Trois livres fondamentaux, d’abord pour Kant lui-même, sans lesquels il ne serait jamais passé à la postérité, mais pour nous aussi, puisque la première critique, qui pose la question : « Que puis-je savoir ? » ne déduit pas moins que la métaphysique ne pourra jamais se présenter comme science, coupant ainsi le monde des noumènes ou choses en soi (monde des idées) du monde des phénomènes (monde des choses). Deuxième texte fondamental est la deuxième critique, qui pose la question « Que dois-je faire ? », en nous répondant que nous devons agir en conformité avec l’impératif catégorique moral, sans plaisir et sans y tirer quelconque intérêt. Quant à la troisième et dernière critique, elle se pose les questions : « Que m’est-il espérer ? » et surtout : « Qu’est-ce que l’homme ? », reliant le particulier et l'universel en l’étudiant afin de mettre en cohérence les usages théorique et pratique de la raison, qui fondent respectivement la connaissance et la morale. Ainsi, l’écriture de ces trois livres fait comprendre que chaque Cri-tique est un -tic[1], au sens moderne de ce mot dont prévalent deux définitions : d’abord le mot désigne un mouvement convulsif, un geste bref automatique, répété involontairement ; ensuite un geste plus ou moins habituel que la répétition rend ridicule.

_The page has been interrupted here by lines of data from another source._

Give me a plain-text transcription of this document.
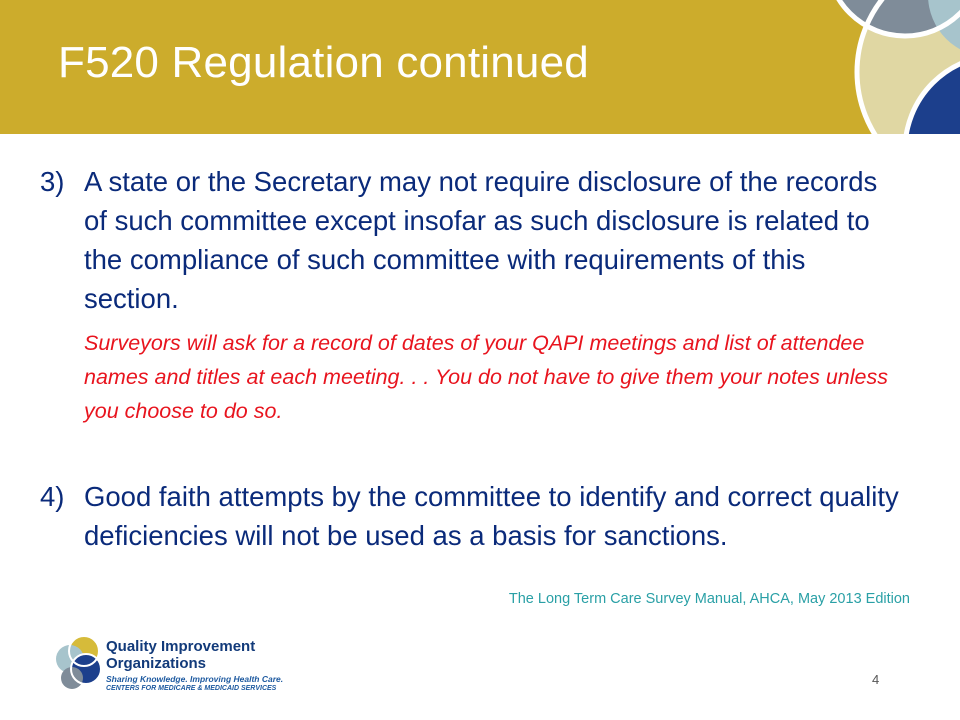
F520 Regulation continued
3) A state or the Secretary may not require disclosure of the records of such committee except insofar as such disclosure is related to the compliance of such committee with requirements of this section.
Surveyors will ask for a record of dates of your QAPI meetings and list of attendee names and titles at each meeting. . . You do not have to give them your notes unless you choose to do so.
4) Good faith attempts by the committee to identify and correct quality deficiencies will not be used as a basis for sanctions.
The Long Term Care Survey Manual, AHCA, May 2013 Edition
Quality Improvement
Organizations
Sharing Knowledge. Improving Health Care.
CENTERS FOR MEDICARE & MEDICAID SERVICES
4
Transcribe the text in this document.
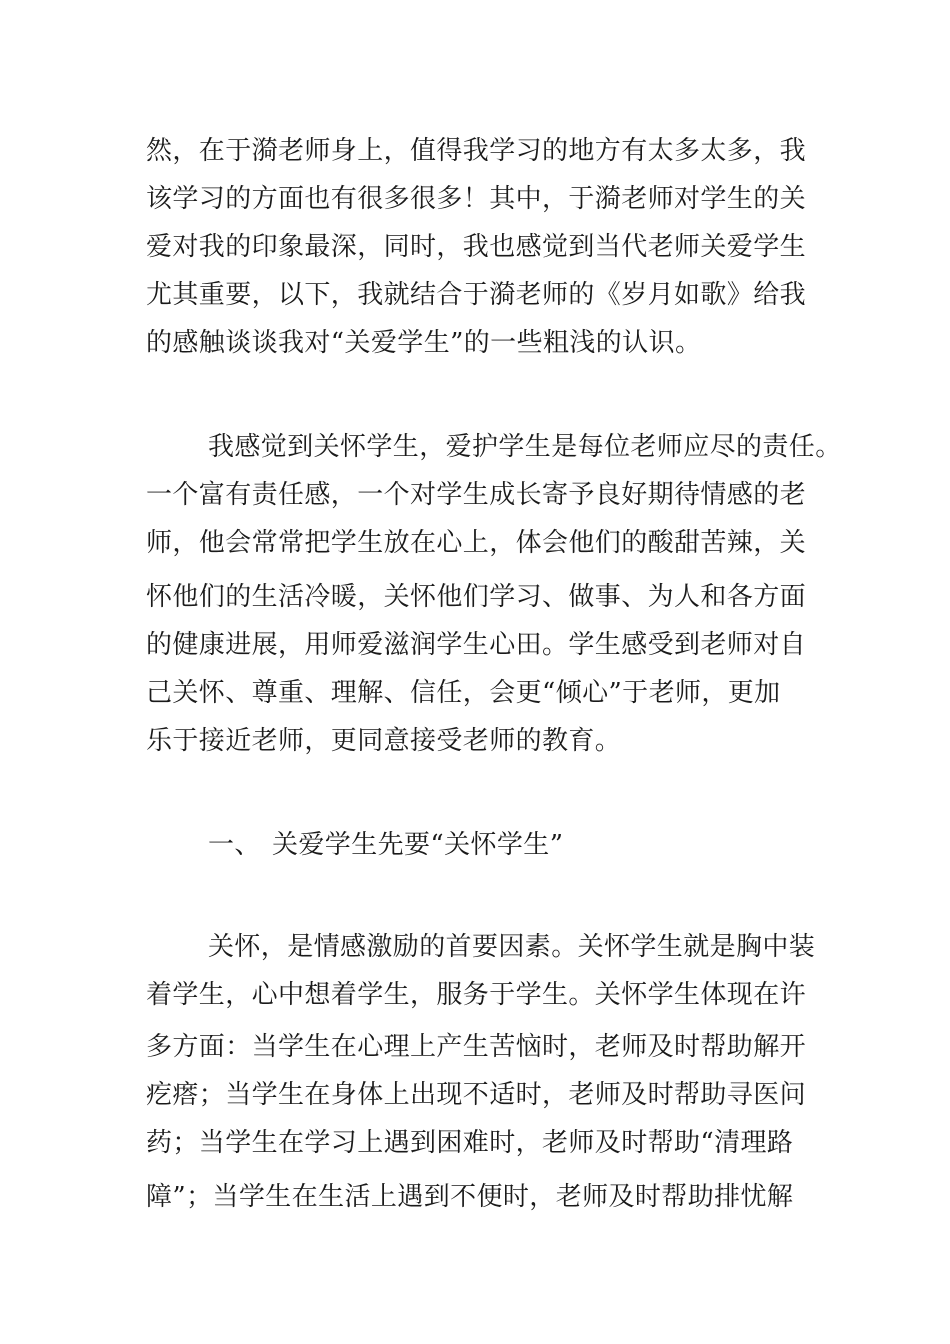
然，在于漪老师身上，值得我学习的地方有太多太多，我
该学习的方面也有很多很多！其中，于漪老师对学生的关
爱对我的印象最深，同时，我也感觉到当代老师关爱学生
尤其重要，以下，我就结合于漪老师的《岁月如歌》给我
的感触谈谈我对“关爱学生”的一些粗浅的认识。
我感觉到关怀学生，爱护学生是每位老师应尽的责任。
一个富有责任感，一个对学生成长寄予良好期待情感的老
师，他会常常把学生放在心上，体会他们的酸甜苦辣，关
怀他们的生活冷暖，关怀他们学习、做事、为人和各方面
的健康进展，用师爱滋润学生心田。学生感受到老师对自
己关怀、尊重、理解、信任，会更“倾心”于老师，更加
乐于接近老师，更同意接受老师的教育。
一、 关爱学生先要“关怀学生”
关怀，是情感激励的首要因素。关怀学生就是胸中装
着学生，心中想着学生，服务于学生。关怀学生体现在许
多方面：当学生在心理上产生苦恼时，老师及时帮助解开
疙瘩；当学生在身体上出现不适时，老师及时帮助寻医问
药；当学生在学习上遇到困难时，老师及时帮助“清理路
障”；当学生在生活上遇到不便时，老师及时帮助排忧解
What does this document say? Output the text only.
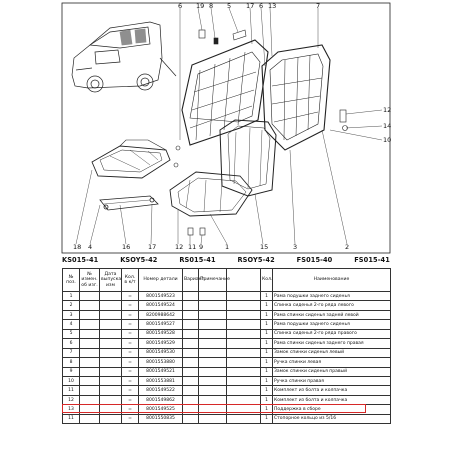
6 19 8 5 17 6 13	7
12
14
10
18 4	16	17	12 11 9	1	15	3	2
KS015-41	KSOY5-42	RS015-41	RSOY5-42	FS015-40	FS015-41
№ поз.	№ измен. об изг.	Дата выпуска изм	Кол. в к/т	Номер детали	Вариант	Примечание		Кол.	Наименование
1			=	8001549523				1	Рама подушки заднего сиденья
2			=	8001549524				1	Спинка сиденья 2-го ряда левого
3			=	8200988642				1	Рама спинки сиденья задней левой
4			=	8001549527				1	Рама подушки заднего сиденья
5			=	8001549528				1	Спинка сиденья 2-го ряда правого
6			=	8001549529				1	Рама спинки сиденья заднего правая
7			=	8001549530				1	Замок спинки сиденья левый
8			=	8001553880				1	Ручка спинки левая
9			=	8001549521				1	Замок спинки сиденья правый
10			=	8001553881				1	Ручка спинки правая
11			=	8001549522				1	Комплект из болта и колпачка
12			=	8001549862				1	Комплект из болта и колпачка
13			=	8001549525				1	Поддержка в сборе
11			=	8001550835				1	Стопорное кольцо из 5/16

L’attitude de Kant correspond plutôt à la seconde définition : la répétition rend ridicule – une critique ça va, deux critiques, bonjour les dégâts ! Trois critiques : la névrose est là [2]! – sauf à l’Université où l’œuvre de Kant est enseignée avec l’esprit de sérieux et des répétitions plus suspects que drôles, quand ce ne sont pas les spécialistes de Kant et de Hegel qui s’engueulent, les kantiens accusant Hegel d’être « un excellent commentateur de Kant », nous citons dans le texte. Une autre expression populaire dirait que cet universitaire philosophe a toujours enfoncé le même clou : toujours la critique, mais surtout pas sa mise en abîme, comme la critique de la critique[3] de Todorov[4] ou bien l’auto-critique, attitude morale ou psychologique qui aurait consisté, pour Kant, à reconnaître ses propres erreurs pas nécessairement très propres !
Au-delà (Jenseits, écrirait Nietzsche !) de ces trois critiques comme tics évidents, Kant avait comme tic de préférer la masturbation au coït, justifiant son tic par l’argument expliquant que la solitude permet à l’auteur de ne pas perdre de temps avec son conjoint et donc de pouvoir développer ses propres tics soit l’écriture des trois Critiques ( et pas seulement[5]!). Au-delà, ou dans la foulée de l’onanisme, le criticisme découle d’un autre titre : donc onanisme et trois critiques = 4 tics kantiens ! Il avait une autre habitude c’est de faire sa balade à 16h (sauf le jour de la Révolution), étant plus précis qu’une horloge. Enfin, une troisième habitude : il détestait déjeuner seul, et demandait à son majordome de lui trouver un passant qu’il inviterait chaque midi à sa table.
Kant mourut puceau ou vierge sans devenir un dieu ou un Dieu, mais en prenant la peine de distinguer l’amour sexuel, ayant pour but la conservation de l’espèce humaine, – le plaisir étant le but principal et premier que voyaient les êtres humains ne philosophant pas, d’un amour « contre nature » qui est étranger à ce but et validé par le droit dans nos démocraties qui n’aiment pas les tics kantiens.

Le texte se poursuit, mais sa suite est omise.